There had been enough good signs in the situation of Curt Mott, beginning with the fact that he was alive, to stanch the fears that Lorna had reserved for him since his childhood. Her sturdy daughter Peggy had never worried her, the younger boy, Hams, was Hams, no altering that; but Curt, the firstborn son, had had such a penchant for danger, and such bad luck, and, as she imagined, frail health, though outwardly the picture of wellness, and had so much promise that anxiety was almost her automatic response when she heard his name, even without his serious case of measles (had she forgotten to get him vaccinated?), his first bicycle accident (was he too young to have had that bicycle?), his fall off the rings in gym class, breaking his arm, his getting lost at camp, and much more. The long grim weeks of his coma had thus in a way been no surprise, his awakening a joyful exception to her expectations, his vanishing right in line with her fears. But he was alive.
Then, something strange, breathlessly imparted to Lorna by Donna on the phone to France: Curt had woken miraculously from his coma and, after a few days of regaining strength, announced a spiritual quest that required him to go to a jungle somewhere in Southeast Asia, inaccessible by Skype or FaceTime. A few days out of his sickbed, frail and diminished though he was, he bought an airline ticket and began his packing to go to Thailand, giving the impression that he had spent his coma months gestating like a larva some elaborate plan that drew him away. If she didn’t come right now, Lorna would just miss him.

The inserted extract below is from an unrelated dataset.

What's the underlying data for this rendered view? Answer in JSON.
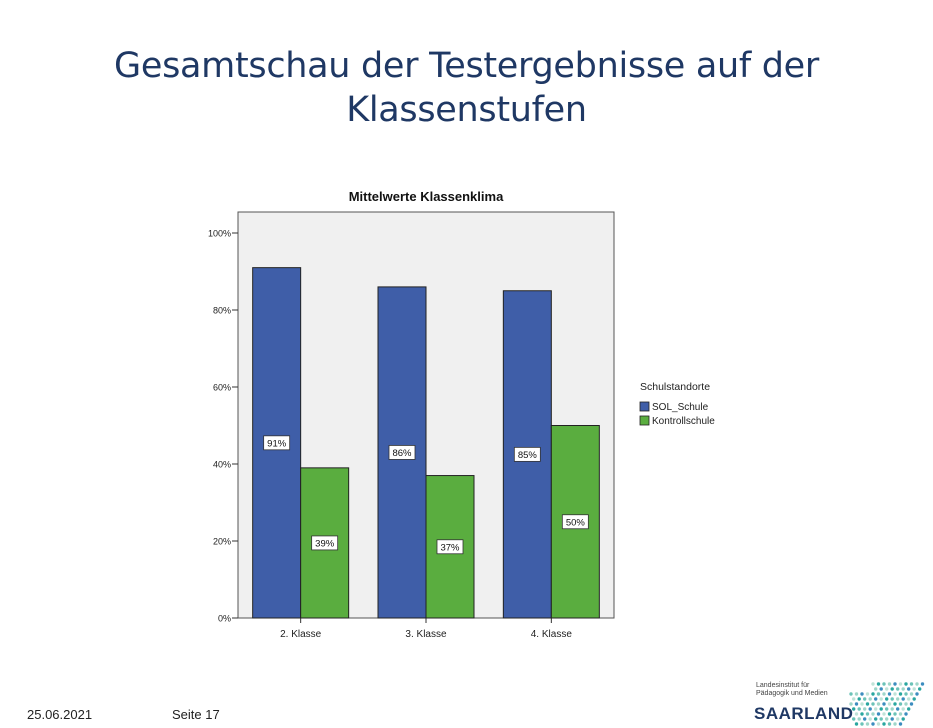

The family believed that his bicycle
accident had damaged his brain some way, obliterated the site that controlled ethical behavior and probability and affections, making it possible for him to go off, without concern for his wife and small children. His twins were boys aged four. His wife Donna, fanatically attentive during his illness, had actually despaired and had begun building a new life, rather surreptitiously out of consideration for his parents and siblings. She did endless yoga classes and video-coached sessions on her stationary bike, in case she met someone. She studied the want ads from Silicon Valley start-ups, even those known to be hostile to women. His waking up surprised her more than anyone.
At first, with globalization, Curt’s trip to Thailand could seem almost normal, business related. But he hadn’t returned. Donna claimed to get the odd postcard from time to time, but never Skype, FaceTime, or an email address. He had closed his email account, there were no credit card charges that might give a clue to where he was, he never called, but he did considerately reassure them by sending postcards with blurry, unreadable postmarks, and these usually said things were going well. Donna’s priest (Donna, his wife, from an Italian family, was Catholic) counseled patience, while Donna, in despair, tried to wrestle with the problems of a huge mortgage and the lively four-year-olds.
* * *
—
That was Curt. After Curt, it was her second son, Hams, whom Lorna worried about most among her children; Peggy, after all, was balanced and resourceful. How glad she would be to see Hams. Despite his rumpled, bag-person aspect, she had an especially soft spot for him, saw into his inner sensitive self, his unexploited musical ability, remembered the tears that came to his eyes as a child whenever they read something sad aloud, “King of the Golden River,” wasn’t it? Or the Oscar Wilde story about the statue who gave up its jeweled eyes and ended in pigeon shit?